A vendetta spanning decades reaches its terrible and bloody crescendo!

Suleiman the Magnificent’s 30,000 strong armada descends on the 500 beleaguered Knights of St John and the defending people of Malta, with the express purpose of wiping them from existence, and changing the course of European history forever…

1565, St Elmo’s Pay is an asymmetric, competitive, tactical card game, and successor to the award-nominated 1066, Tears to Many Mothers, with which it is fully compatible. Each player, as either Ottoman Turks or Knights of St John, musters troops and resources to overcome the various obstacles in their path before the two armies clash in an epic siege 1565: St. Elmo's Pay Layout (Hall or Nothing Productions)over three fronts on the tiny island of Malta: Birgu, Senglea, and the doomed fortress of Saint Elmo.

Every beautiful card in the game is inspired by a real person or event from the time. With a focus on quick, tactical play and a thematic re-imagining of the events of the time, the game is non-collectable, and there is no deck building required. Each player simply grabs their deck and shuffles, then play begins.

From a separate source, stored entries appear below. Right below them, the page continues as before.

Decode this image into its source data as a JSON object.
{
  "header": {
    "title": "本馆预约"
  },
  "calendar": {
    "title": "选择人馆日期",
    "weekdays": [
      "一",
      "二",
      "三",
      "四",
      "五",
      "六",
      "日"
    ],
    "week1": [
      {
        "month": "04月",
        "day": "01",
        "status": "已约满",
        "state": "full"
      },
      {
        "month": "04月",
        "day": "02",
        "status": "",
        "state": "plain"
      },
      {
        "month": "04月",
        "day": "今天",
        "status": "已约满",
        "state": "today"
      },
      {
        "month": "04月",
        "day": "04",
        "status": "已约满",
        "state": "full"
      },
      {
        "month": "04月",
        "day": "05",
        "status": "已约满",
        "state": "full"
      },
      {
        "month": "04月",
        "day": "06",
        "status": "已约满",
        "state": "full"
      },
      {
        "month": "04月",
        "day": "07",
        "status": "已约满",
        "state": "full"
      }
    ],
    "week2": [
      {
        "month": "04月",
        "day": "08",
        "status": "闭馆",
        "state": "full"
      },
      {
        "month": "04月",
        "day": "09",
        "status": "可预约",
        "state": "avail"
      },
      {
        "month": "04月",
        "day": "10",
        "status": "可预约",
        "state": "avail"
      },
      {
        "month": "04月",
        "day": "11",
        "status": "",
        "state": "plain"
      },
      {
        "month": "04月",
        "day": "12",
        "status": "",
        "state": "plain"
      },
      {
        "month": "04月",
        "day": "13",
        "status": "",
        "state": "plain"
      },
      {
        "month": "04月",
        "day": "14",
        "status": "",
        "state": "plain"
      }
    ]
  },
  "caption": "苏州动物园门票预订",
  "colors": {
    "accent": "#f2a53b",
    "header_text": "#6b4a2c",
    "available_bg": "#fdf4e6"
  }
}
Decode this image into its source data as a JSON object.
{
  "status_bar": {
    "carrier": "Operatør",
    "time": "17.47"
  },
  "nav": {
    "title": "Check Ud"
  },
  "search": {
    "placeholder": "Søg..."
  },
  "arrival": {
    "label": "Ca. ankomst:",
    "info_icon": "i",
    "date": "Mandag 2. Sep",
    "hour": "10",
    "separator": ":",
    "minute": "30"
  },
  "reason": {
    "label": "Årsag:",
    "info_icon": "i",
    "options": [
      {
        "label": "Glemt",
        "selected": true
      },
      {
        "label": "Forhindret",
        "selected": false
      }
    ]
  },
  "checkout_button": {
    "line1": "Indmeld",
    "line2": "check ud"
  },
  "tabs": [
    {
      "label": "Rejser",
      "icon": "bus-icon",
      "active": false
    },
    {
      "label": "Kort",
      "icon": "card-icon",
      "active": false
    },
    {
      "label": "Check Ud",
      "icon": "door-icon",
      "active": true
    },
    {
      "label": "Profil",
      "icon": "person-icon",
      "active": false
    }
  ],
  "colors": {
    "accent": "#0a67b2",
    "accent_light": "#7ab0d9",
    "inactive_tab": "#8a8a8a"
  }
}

Note on title: When, after a relentless show of strength, the small fortress of St Elmo’s finally fell to the Turks they butchered the bodies of the Knights and floated the corpses across the bay to the remaining two forts to deter them from resisting further, lest they suffer the same fate. Instead, the Maltese forces chose to fight with ‘the spirit of St Elmo’s’. When they eventually turned the tides against the Turks and chased them away the people of Malta chanted ‘St Elmo’s Pay’ – an expression they still use today to mean ‘no mercy.’